I am unable to move container from one host node to another i want to live migrate my containers without stopping them
Following is the error i am facing
Error: Failed instance creation:
https://10.128.0.21:8443: Error transferring instance data: migration dump failed
(01.356329) Warn (compel/arch/x86/src/lib/infect.c:281): Will restore 11345 with interrupted system call
(01.939712) Error (criu/page-xfer.c:401): page-xfer: No parent image found, though parent directory is set: No such file or directory
(01.951230) Error (criu/page-xfer.c:401): page-xfer: No parent image found, though parent directory is set: No such file or directory
(03.075407) Warn (criu/files-reg.c:1510): Couldn’t find the build-id note for file with fd 16
(03.076880) Error (criu/files-ext.c:96): Can’t dump file 10 of that type [20666] (chr 10:229)
(03.076893) Error (criu/cr-dump.c:1351): Dump files (pid: 11689) failed with -1
(03.084126) Error (criu/cr-dump.c:1768): Dumping FAILED.
https://10.191.26.1:8443: Error transferring instance data: Unable to connect to: 10.191.26.1:8443
https://[fd42:5e36:39c4:e4b::1]:8443: Error transferring instance data: Unable to connect to: [fd42:5e36:39c4:e4b::1]:8443
That’s CRIU failing to serialize your source container.
It’s very rare for random containers to be live migratable, in most cases, it requires conscious thought on the services being run in them and their setup to make this possible.
There are a couple of show stoper issues with CRIU right now which @brauner is working on, but in your case you seem to be hitting a different issue.
The error above says that CRIU failed to dump a file descriptor from process 11689, that’s for fd slot 10 which holds a descriptor of a type which CRIU does not support.

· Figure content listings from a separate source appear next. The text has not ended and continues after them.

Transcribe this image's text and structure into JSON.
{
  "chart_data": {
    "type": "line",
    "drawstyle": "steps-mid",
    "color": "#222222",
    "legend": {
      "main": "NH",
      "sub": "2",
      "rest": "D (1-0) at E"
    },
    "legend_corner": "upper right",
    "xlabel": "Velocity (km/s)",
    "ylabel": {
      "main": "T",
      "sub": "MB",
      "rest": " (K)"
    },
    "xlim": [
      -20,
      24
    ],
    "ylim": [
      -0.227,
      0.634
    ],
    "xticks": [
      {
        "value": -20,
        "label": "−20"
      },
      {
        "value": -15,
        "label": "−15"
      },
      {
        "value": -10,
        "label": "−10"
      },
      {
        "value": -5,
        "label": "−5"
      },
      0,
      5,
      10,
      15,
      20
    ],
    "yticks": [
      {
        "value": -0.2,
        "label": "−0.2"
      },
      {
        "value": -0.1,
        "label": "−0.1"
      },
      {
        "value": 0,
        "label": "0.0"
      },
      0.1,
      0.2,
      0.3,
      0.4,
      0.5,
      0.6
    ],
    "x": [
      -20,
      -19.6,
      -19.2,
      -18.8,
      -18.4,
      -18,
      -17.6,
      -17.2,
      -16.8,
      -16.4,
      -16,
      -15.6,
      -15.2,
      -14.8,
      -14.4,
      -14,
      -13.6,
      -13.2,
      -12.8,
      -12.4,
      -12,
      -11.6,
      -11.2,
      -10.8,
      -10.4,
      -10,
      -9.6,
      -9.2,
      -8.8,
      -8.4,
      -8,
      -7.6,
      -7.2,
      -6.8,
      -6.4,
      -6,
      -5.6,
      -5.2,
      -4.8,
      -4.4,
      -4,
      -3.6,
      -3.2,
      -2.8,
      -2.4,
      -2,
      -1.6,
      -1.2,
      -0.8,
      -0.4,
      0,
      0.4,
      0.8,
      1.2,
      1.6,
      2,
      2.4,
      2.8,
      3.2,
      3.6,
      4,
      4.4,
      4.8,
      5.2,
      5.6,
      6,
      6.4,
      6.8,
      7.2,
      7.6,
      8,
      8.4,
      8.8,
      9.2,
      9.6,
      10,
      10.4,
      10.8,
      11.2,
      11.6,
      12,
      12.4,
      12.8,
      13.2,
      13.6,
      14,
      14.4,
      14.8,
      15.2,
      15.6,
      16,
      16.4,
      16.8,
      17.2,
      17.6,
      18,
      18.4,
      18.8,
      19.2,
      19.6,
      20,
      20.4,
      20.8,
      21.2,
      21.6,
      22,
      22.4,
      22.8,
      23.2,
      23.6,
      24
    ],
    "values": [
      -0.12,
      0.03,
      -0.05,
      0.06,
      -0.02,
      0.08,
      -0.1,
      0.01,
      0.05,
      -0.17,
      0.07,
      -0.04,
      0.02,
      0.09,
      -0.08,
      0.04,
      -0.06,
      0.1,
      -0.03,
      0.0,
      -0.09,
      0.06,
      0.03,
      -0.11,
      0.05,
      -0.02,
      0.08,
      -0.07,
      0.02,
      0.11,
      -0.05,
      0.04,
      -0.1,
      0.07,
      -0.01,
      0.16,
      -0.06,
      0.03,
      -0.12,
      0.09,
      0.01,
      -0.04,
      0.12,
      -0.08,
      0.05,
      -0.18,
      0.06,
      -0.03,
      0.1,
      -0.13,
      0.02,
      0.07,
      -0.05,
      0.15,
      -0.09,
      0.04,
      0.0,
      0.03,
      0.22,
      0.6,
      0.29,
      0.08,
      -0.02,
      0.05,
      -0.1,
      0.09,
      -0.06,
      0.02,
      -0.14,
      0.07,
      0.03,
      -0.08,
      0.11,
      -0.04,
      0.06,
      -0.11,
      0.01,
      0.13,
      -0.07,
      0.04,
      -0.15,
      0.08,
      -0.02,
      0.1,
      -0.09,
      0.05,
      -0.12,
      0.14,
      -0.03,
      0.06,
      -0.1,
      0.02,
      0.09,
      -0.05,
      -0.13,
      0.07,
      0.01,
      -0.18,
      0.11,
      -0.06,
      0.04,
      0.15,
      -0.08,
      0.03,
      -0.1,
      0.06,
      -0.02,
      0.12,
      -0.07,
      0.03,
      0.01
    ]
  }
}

The only options out of that are 1) configure whatever process that is to not use that kind of files 2) do not run whatever process that is 3) add support to the Linux kernel and CRIU to serialize that particular file type
https://10.128.0.21:8443: Error transferring instance data: migration dump failed
(00.834725) Warn (compel/arch/x86/src/lib/infect.c:281): Will restore 9476 with interrupted system call
(02.097016) Error (criu/page-xfer.c:401): page-xfer: No parent image found, though parent directory is set: No such file or directory
(02.124676) Error (criu/page-xfer.c:401): page-xfer: No parent image found, though parent directory is set: No such file or directory
(02.124781) Error (criu/page-xfer.c:401): page-xfer: No parent image found, though parent directory is set: No such file or directory
(04.304474) Warn (compel/arch/x86/src/lib/infect.c:281): Will restore 9951 with interrupted system call
(05.221252) Warn (criu/files-reg.c:1510): Couldn’t find the build-id note for file with fd 16
(05.223459) Error (criu/files-ext.c:96): Can’t dump file 10 of that type [20666] (chr 10:229)
(05.223479) Error (criu/cr-dump.c:1351): Dump files (pid: 9515) failed with -1
(05.234506) Error (criu/cr-dump.c:1768): Dumping FAILED.
https://10.191.26.1:8443: Error transferring instance data: Unable to connect to: 10.191.26.1:8443
https://[fd42:5e36:39c4:e4b::1]:8443: Error transferring instance data: Unable to connect to: [fd42:5e36:39c4:e4b::1]:8443
Ah, you got further with that one, you may have now hit one of the issues that @brauner is working on.
Can you take a look at /var/snap/lxd/common/lxd/logs/migration/ on the target and look for restore log files. The content of those files may indicate what happened.